After Biden pardoned his son Hunter on Dec. 1, 2024, the White House scrambled to identify additional recipients for clemency, people familiar with the process told Axios, which reported on Saturday it had obtained the administration emails.
“There was a mad dash to find groups of people that he could then pardon, and then they largely didn’t run it by the Justice Department to vet them,” one source said.
President Donald Trump has pointed to Biden’s pardon process to defend many of his own controversial clemency decisions, including for donor-linked allies and others jailed for attempting to overturn the 2020 election.
Biden ultimately issued clemency to 4,245 people, the most in U.S. history, with more than 95% granted in the final 3½ months of his term, according to Pew Research.
That included 2,490 commutations announced on Jan. 17, 2025, three days before Biden left office.
The former president said the commutations were aimed at nonviolent drug offenders, but Justice Department ethics attorney Bradley Weinsheimer, who resigned in protest weeks later, disputed that characterization in a memo, saying some recipients had violent records.
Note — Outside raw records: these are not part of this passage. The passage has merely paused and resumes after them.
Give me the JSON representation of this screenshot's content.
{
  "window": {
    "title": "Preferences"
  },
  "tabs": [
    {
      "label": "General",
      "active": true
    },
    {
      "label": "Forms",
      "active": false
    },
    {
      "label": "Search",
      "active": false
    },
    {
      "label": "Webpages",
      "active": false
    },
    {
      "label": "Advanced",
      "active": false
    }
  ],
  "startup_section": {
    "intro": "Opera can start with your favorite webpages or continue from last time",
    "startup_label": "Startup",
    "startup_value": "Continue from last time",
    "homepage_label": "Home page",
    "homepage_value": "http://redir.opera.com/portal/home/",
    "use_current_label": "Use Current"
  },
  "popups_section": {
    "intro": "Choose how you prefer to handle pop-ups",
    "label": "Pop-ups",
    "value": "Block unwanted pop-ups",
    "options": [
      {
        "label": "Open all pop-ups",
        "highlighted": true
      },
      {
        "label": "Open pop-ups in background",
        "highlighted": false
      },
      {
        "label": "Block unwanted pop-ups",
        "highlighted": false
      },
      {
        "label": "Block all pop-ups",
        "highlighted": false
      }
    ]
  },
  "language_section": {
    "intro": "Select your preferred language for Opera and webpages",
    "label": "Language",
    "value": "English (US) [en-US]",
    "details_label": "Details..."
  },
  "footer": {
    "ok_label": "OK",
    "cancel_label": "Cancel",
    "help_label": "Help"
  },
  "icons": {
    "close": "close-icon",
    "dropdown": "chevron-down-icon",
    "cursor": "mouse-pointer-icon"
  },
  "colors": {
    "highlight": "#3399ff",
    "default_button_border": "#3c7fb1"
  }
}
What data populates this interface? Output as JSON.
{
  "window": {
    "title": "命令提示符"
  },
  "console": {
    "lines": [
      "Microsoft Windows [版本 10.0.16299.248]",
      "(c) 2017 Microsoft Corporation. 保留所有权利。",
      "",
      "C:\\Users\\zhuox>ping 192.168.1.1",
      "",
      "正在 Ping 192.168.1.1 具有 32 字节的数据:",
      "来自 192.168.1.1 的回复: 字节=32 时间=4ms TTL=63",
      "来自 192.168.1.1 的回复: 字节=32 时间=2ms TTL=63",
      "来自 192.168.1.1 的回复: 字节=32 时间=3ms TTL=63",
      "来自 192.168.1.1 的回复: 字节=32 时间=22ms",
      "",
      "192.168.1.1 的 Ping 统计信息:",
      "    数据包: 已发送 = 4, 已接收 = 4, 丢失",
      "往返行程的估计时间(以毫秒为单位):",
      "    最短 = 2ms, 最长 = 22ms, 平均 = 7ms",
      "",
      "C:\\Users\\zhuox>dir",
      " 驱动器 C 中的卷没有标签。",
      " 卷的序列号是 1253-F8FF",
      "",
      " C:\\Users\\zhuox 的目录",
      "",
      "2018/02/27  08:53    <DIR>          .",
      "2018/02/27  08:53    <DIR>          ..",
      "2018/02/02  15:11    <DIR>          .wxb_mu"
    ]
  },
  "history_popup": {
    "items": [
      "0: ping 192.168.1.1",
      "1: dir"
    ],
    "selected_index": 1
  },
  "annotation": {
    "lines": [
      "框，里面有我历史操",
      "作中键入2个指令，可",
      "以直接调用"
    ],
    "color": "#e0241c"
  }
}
Many of Biden’s actions, including pardons for family members on his last day in office, were executed using the autopen.
Internal records show Biden’s chief of staff, Jeff Zients, authorized the device’s use hours before Biden departed the White House, with the instructions sent by an aide on Zients’ behalf.
The House Oversight Committee has scheduled testimony from Zients for Sept. 18 to address Biden’s use of the autopen and the broader clemency process.
Other Emails indicate that staff secretary Stef Feldman pressed for clarity on whether Biden personally approved certain autopen uses, underscoring unease inside the West Wing.
Biden defended the practice in a July interview, saying, “I made every decision” and used the autopen because “we’re talking about a whole lot of people.” Records show, however, that only a handful of signatures were required for mass clemency orders.
Several Justice Department officials voiced frustration over being sidelined.
Pardon attorney Liz Oyer objected to White House instructions that excluded murder victims’ families from input on death row cases. Other DOJ officials flagged troubling cases, including a convicted murderer whose sentence was commuted despite warnings.